Office Water Cooler Etiquette

Water Cooler Company Office Water Cooler EtiquetteAlso known as the thirsty office worker’s manifesto for drinking from the office water cooler. While an open and constant source of chilled, thirst-quenching water is never something to take for granted, there is an etiquette you should take note of when it comes to the office water cooler.

And we at the Water Cooler Company are going to guide you as to how to conduct yourself by educating you on what office water cooler etiquette entails. So, grab a cup of fresh, chilled water and prepare yourself for it. Because the office water cooler is no longer just a source of refreshment or the hot spot for swapping gossip; no…
It’s a potentially rich spring of workplace weirdness.

Take your queue

It’s a scene we’re all too familiar with: the office self-proclaimed hot shot leans lecherously on the bottle of the water cooler as he flirts borderline inappropriately with the secretary from the floor below. Not only is this cringe-inspiring to behold, but it’s a seemingly immovable roadblock between you and your cup of water. Do you wait while you teeter on the edge of dehydration, or intrude upon the conversation? When it comes down to it, a simple “Excuse me, do you mind if I grab some water?” will be enough to diffuse the situation. The secretary will get a break from the torrent of pick-up lines that’re flowing her way, and you’ll be able to slip in to simply fill up your cup and depart.

Replace the jug

After slaving for hours in your cubicle, few things can irritate you more than hitting the lever of the office water cooler to find that nothing comes out. Just as incensed as you may feel when your workmates forego their responsibility to replace the bottle, the onus is on you to do so when the time comes. Leaving it for the next person is not a victimless crime – as simply as you’re left without something chilled and refreshing to sip on, so too can you create a similar situation for your coworkers. So should you be the last to finish the bottle, replace it and hopefully the others will do it too.

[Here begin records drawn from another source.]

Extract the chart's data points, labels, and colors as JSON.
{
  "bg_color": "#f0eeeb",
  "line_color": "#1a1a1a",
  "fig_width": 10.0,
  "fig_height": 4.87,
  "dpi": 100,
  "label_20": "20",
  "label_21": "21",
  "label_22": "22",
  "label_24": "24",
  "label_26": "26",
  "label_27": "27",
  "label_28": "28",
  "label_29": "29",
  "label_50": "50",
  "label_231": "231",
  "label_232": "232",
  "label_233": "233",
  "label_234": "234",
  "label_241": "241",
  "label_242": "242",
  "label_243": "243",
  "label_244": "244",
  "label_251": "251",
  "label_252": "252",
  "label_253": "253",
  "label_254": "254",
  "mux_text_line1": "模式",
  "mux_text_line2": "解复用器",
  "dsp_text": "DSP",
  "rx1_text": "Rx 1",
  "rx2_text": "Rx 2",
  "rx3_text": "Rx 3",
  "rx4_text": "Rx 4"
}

Help those who can’t help themselves

While we’re not recommending that you dedicate hours in your day to roaming the office in search of the next jammed stapler or printing jam, we do all know that replacing the 5-gallon bottle in the office water cooler takes some precision and brawn. Not only can this be quite daunting for the more delicately shaped among us, but it can also see up to a quarter of the bottle’s content end up all over the floor – and your colleague. Best keep an ear and an eye out for a coworker in distress when it comes to replacing the water bottle and step in with your mad water bottle skills if needs be.

Hot water lever lovers

While the hot water lever can offer a quick fix for the caffeine-fiends among us, there’s never (and we repeat never) an appropriate time to dump the sludgy remnants of yesterday’s coffee cup into the tray beneath the spouts of the water cooler. While the water cooler is a source of water that can cool or heat your beverages however you see fit, it is not a basin in which cups and the kind can be washed. Don’t tarnish the water cooler for everyone else by turning it into a dumping ground for your leftovers. And while you’re at it, avoid letting the spouts make contact with your water bottle. Germaphobe’s will be watching and find it more than a little disgusting.

Additional tips:

While we can’t foresee every possible and potentially awkward situation that you may come across while on the search for your next sip, we can offer some quick and helpful hints that’ll hopefully prevent you from being completely ostracised from the water cooler clan of coworkers:

  • If you spill, clean it up. Whether it’s tea from your mug when you go for a refill or a mess on the floor due to your lack of attention when handling the levers, wipe it up. No body wants to find a dot-to-dot design away them on the office water cooler.
  • ┬áDon’t crowd the office water cooler. If you’re done filling your cup or bottle up, back away from the water cooler. We don’t mean that you can’t enjoy the play-by-play of the previous night’s game with your coworkers, but we do believe it’s best that you conduct your conversations away from the water spouts.
  • If empty, refill. Even if there’s a tiny trickle of water escaping the spouts, it’s time to face the facts that you’ve reached the bottom of the bottle and replace it.
  • If you’re unable to replace the bottle due to your dainty design or other physical limitations, ask for help. The main goal is to keep the supply of fresh and chilled water available to all, and even if it’s done with the help of someone else, it’s best you play your roll in making this happen.

Equipped with your firm knowledge of office water cooler etiquette, we believe that you’re now capable of returning to the office and conducting yourself around the water cooler without things getting weird. So remember what we’ve told you and work together with your coworkers to keep the office water cooler the friendliest place in the office.